10000 hours of ‘paying attention’

In the beginning, I never knew what to look for until someone else pointed it out. By the end, I could hear it. Like the difference between a curve and a fastball. So why not let a machine watch some swimming. And see what it can learn from a coach’s eye?

Machine learning TS js

The purpose of this project was to develop software that detects swimming strokes: freestyle, breaststroke, backstroke, and butterfly. The ultimate goal is to gauge whether neural network-based image classification can be a useful tool for coaching competitive swimmers.

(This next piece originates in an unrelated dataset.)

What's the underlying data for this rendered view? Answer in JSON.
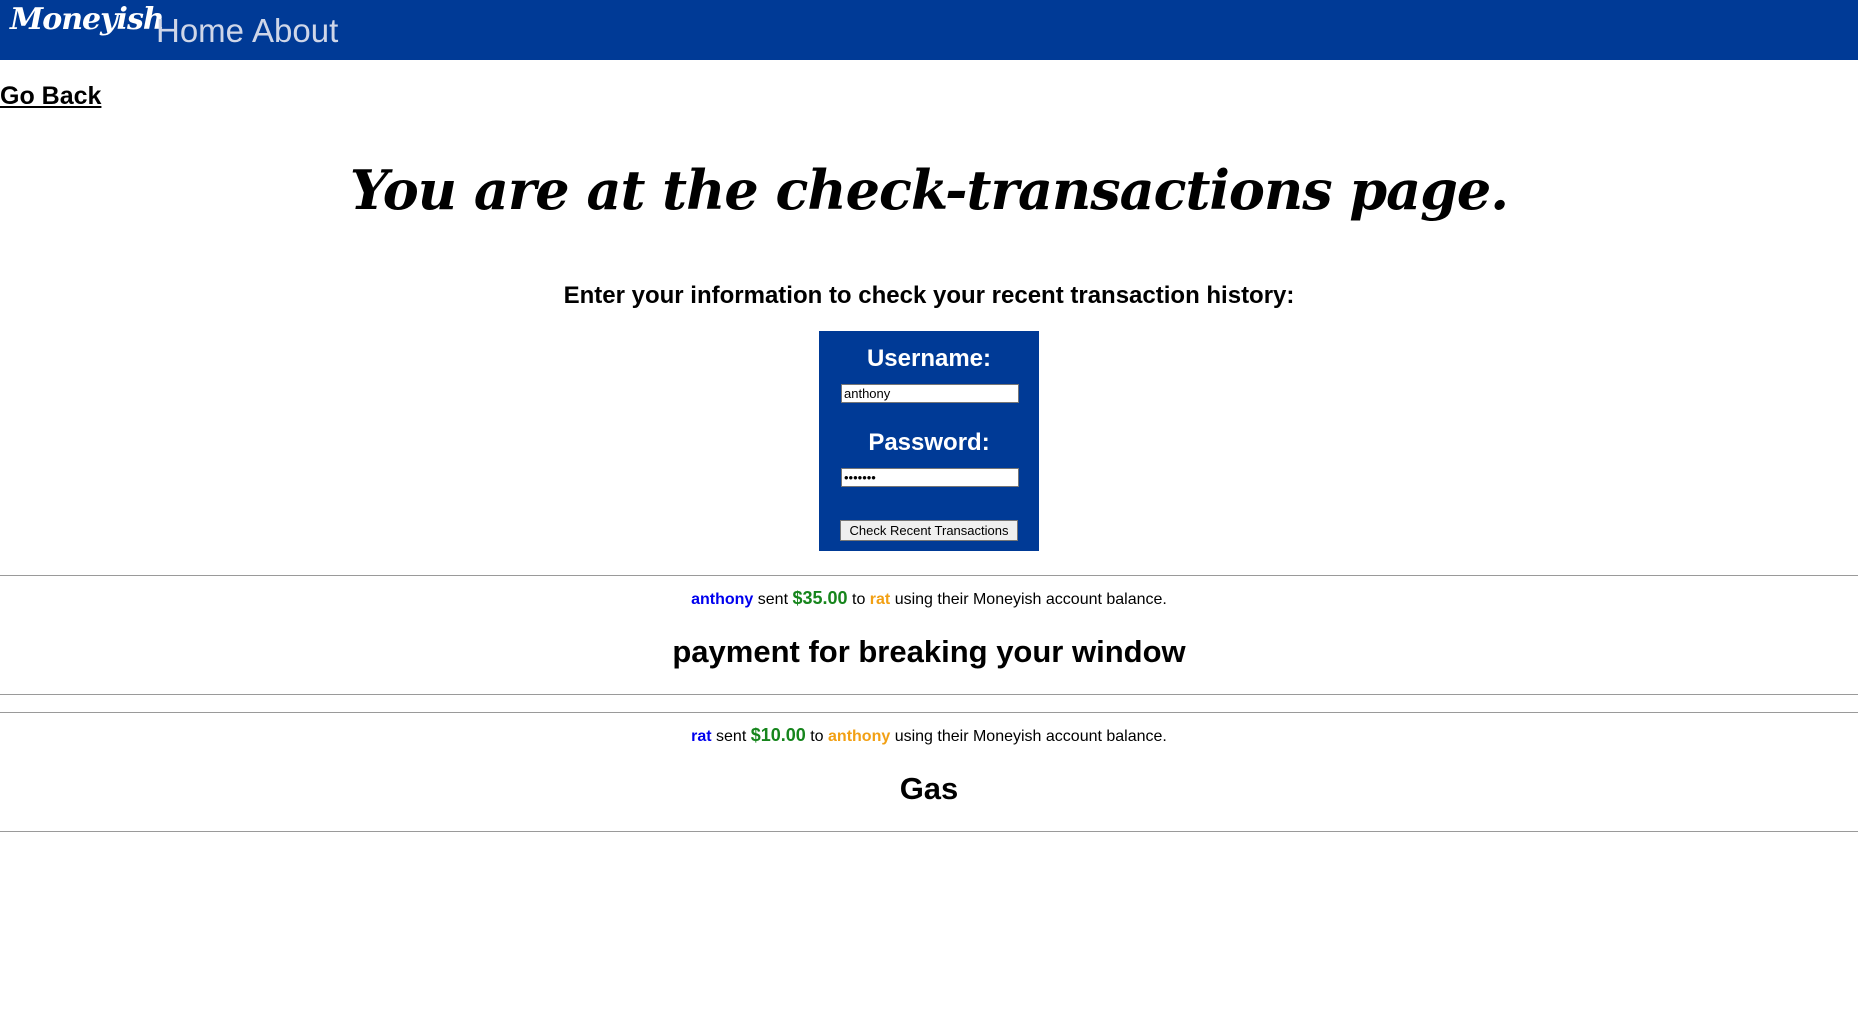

The image classification model was developed using Tensorflow and neural networks from the Inception-v3 image classification model. The model outputs confidence scores between 0 and 1, as shown at right, which indicates how confident the model is with its inference. A score of 1.0 represents absolute certainty.

Training Data

7412 images in 4 categories were provided for training the model. The categories were named backstroke (1228 images), breaststroke (1580 images), butterfly (2447 images), and freestyle (2157 images).

Model Testing and Validation

In the figure shown below, accuracy is shown as the percentage of correctly-labeled images on a randomly-selected group of images not used for training. Typically we like to see accuracy values between 85% and 99%.

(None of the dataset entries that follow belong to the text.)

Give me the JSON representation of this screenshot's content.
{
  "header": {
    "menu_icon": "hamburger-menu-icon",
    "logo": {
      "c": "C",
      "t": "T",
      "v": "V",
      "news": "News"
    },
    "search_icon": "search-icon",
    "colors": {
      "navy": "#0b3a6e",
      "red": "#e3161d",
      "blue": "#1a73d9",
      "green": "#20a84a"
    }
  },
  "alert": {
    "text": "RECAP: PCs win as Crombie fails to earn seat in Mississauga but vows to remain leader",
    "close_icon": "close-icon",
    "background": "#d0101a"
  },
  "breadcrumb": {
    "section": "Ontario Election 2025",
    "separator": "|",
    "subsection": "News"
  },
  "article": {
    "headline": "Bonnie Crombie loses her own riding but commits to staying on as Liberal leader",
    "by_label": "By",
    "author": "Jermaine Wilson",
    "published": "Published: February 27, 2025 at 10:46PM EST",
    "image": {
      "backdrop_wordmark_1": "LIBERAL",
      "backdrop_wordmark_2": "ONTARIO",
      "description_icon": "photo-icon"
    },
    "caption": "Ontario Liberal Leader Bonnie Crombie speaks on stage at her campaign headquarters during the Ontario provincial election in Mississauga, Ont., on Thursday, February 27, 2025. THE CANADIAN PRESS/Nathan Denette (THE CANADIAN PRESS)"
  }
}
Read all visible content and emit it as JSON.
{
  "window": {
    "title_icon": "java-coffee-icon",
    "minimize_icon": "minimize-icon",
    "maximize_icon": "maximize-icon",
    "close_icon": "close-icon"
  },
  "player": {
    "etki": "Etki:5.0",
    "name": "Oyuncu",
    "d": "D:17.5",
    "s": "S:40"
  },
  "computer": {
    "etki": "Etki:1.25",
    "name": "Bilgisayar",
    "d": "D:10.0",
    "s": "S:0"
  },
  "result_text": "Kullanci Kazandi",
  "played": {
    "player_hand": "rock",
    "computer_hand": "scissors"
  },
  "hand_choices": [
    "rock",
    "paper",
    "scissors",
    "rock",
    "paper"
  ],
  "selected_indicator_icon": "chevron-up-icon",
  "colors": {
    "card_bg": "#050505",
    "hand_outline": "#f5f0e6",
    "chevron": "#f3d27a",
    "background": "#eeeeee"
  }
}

In this case, some accuracies were in that range. However, be aware that the model will not be this accurate if it is applied to images that are a lot different from the images used for training the model.

Bring Some Wonder to the Pool Deck with your Camera Lens

Interactivity helps bridge the gap between a coach’s eye and an athlete’s desire to technically improve. Because sometimes coaching can feel like learning a foreign language. And athletes can focus on outcomes too often.

So first, we filmed to review later, then filmed with a “hacked together” DVR + security camera, now we bring motion tracking with image classification.

Data in sports – yes, please. Firsthand experience with failure is one of the most powerful ways to learn. As a coach, an athlete, or a machine we can all try out “citius, altius, fortius” as a means to challenge communication as well.